Selon le dernier rapport de la Cour des comptes de 2020, "l’organisme manque d’effectifs dédiés aux contrôles, ce qui entrave sa mission". La France devrait compter 2 000 inspecteurs du travail soit un inspecteur pour 10 000 salariés. Il en manque actuellement plus de 300.

Depuis le début de l’année, certaines antennes refusent de faire les remplacements des sections vacantes. Cette grève des suppléances a été décidée par les agents eux-mêmes. La moitié des postes d'inspecteurs du travail sont vacants dans le Cher, 23% en Indre-et-Loire et 30%, dans le Loiret.

Plus d’un tiers des inspecteurs va disparaître en deux ans

Faute de recrutement, des secteurs géographiques entiers du département de l’Indre-et-Loire, n'ont pas d'agent de contrôle qui leur est affecté.

Boycotter, c’est terrible pour nous, mais c’est la seule solution pour se faire entendre.

une inspectrice

"On veut faire respecter les droits les plus élémentaires des salariés victimes de l’arbitraire patronal. Dans beaucoup d’entreprises, il y a des abus" lâche une inspectrice sous couvert d’anonymat.

Un métier ingrat

Inspecteur du travail, le métier est peu connu et mal considéré. "Il faut pousser des portes toute la journée pour faire des contrôles, et souvent sans être bienvenu" précise un élu du CHSCT.

"Bonjour, je suis inspecteur du travail, pourrai-je avoir accès aux plannings, aux bulletins de salaire et au document d’évaluation des risques".

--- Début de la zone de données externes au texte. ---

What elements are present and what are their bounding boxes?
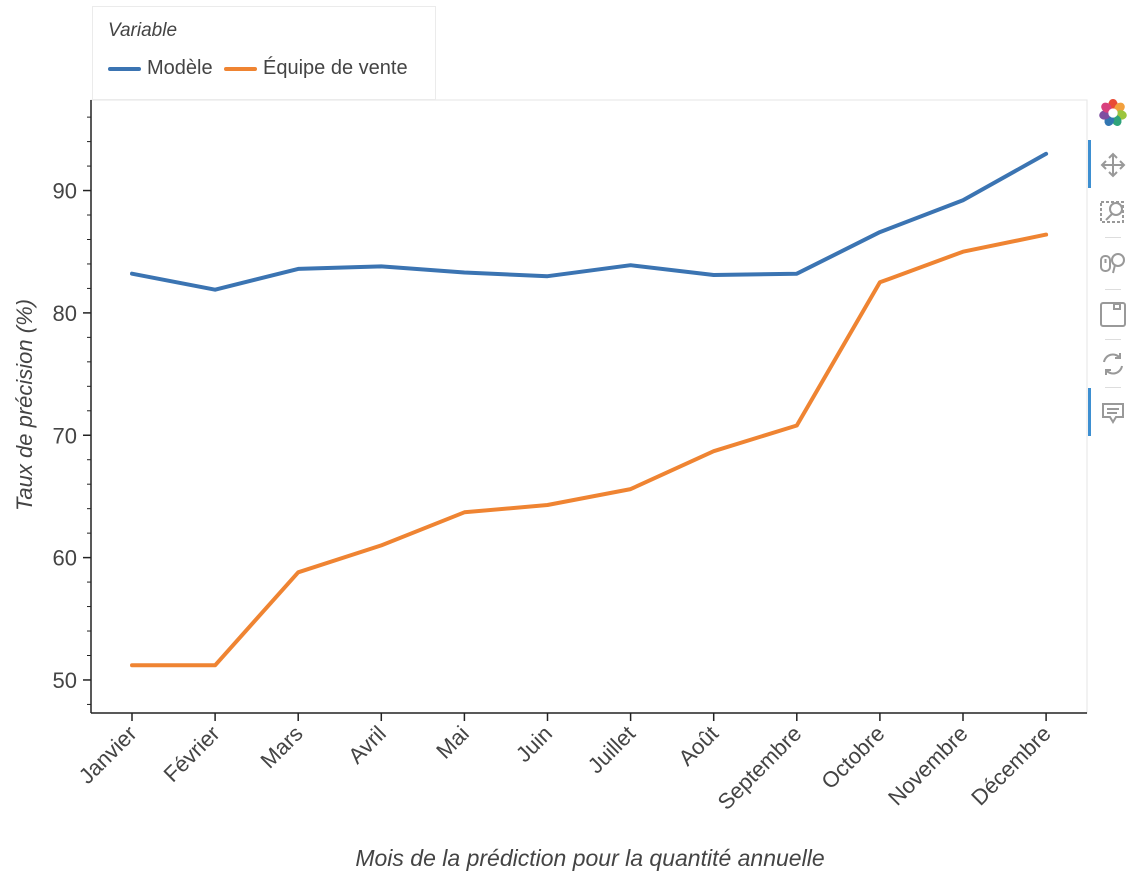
series-lines <box>130 151 1049 668</box>
x-tick-label: Novembre <box>883 721 972 810</box>
wheel-zoom-icon[interactable] <box>1099 249 1127 277</box>
x-tick-label: Février <box>159 721 225 787</box>
axes: 50 60 70 80 90 Janvier Février Mars Avril Mai Juin… <box>53 99 1088 815</box>
plot-frame <box>90 99 1088 714</box>
toolbar-separator <box>1105 387 1121 388</box>
y-tick-label: 80 <box>53 301 77 326</box>
x-axis-label: Mois de la prédiction pour la quantité a… <box>355 845 824 871</box>
bokeh-logo-icon[interactable] <box>1099 99 1127 127</box>
reset-icon[interactable] <box>1099 350 1127 378</box>
legend-title: Variable <box>108 20 178 41</box>
legend-item-equipe-de-vente[interactable]: Équipe de vente <box>224 57 408 80</box>
toolbar-separator <box>1105 339 1121 340</box>
x-tick-label: Avril <box>343 721 391 769</box>
x-tick-label: Septembre <box>713 721 807 815</box>
legend-swatch-modele <box>108 66 141 71</box>
x-tick-label: Décembre <box>966 721 1055 810</box>
y-tick-label: 70 <box>53 423 77 448</box>
x-tick-label: Mars <box>255 721 307 773</box>
box-zoom-icon[interactable] <box>1099 198 1127 226</box>
legend-label-equipe-de-vente: Équipe de vente <box>263 57 408 79</box>
x-tick-label: Janvier <box>74 721 142 789</box>
hover-icon[interactable] <box>1099 399 1127 427</box>
pan-icon[interactable] <box>1099 151 1127 179</box>
toolbar-separator <box>1105 289 1121 290</box>
y-tick-label: 60 <box>53 546 77 571</box>
pan-active-indicator <box>1088 140 1091 188</box>
legend-label-modele: Modèle <box>147 57 213 79</box>
legend-swatch-equipe-de-vente <box>224 66 257 71</box>
x-tick-label: Octobre <box>816 721 889 794</box>
legend <box>92 6 436 100</box>
save-icon[interactable] <box>1099 300 1127 328</box>
y-axis-label: Taux de précision (%) <box>12 299 37 511</box>
toolbar-separator <box>1105 237 1121 238</box>
series-line-equipe-de-vente[interactable] <box>130 232 1049 668</box>
hover-active-indicator <box>1088 388 1091 436</box>
series-line-modele[interactable] <box>130 151 1049 292</box>
x-tick-label: Août <box>674 721 724 771</box>
x-tick-label: Juillet <box>583 721 640 778</box>
x-tick-label: Juin <box>511 721 557 767</box>
x-tick-label: Mai <box>431 721 474 764</box>
y-tick-label: 50 <box>53 668 77 693</box>
legend-item-modele[interactable]: Modèle <box>108 57 213 80</box>
y-tick-label: 90 <box>53 179 77 204</box>
chart-toolbar <box>1088 96 1129 436</box>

Indispensables pour vérifier la situation en temps réel, les contrôles inopinés permettent de savoir si les temps de pause sont respectés. L’inspecteur vérifie les amplitudes du temps d'activité, et les conditions de travail. Il contrôle aussi l’existence ou non, des instances de représentation.

Une inspectrice en Touraine précise que "le code du travail est là pour rééquilibrer la relation entre employeur et salarié, qui est inégale. La loi met quelques obligations à la charge de l'employeur nous, on vient pour les vérifier".

Des enquêtes parfois longues

Sanctions administratives ou pénales, ils peuvent taper fort. Dans le Loir-et-Cher, les abus de travailleurs détachés dans le milieu agricole ont ainsi été dénoncés. De 2012 à 2015, un homme avait fait travailler plus de 2000 Bulgares.

Plusieurs contrôles ont été nécessaires mobilisant 19 agents. Une enquête exemplaire, qui a duré deux ans. Mais ce genre d’enquête nécessite des effectifs et du temps.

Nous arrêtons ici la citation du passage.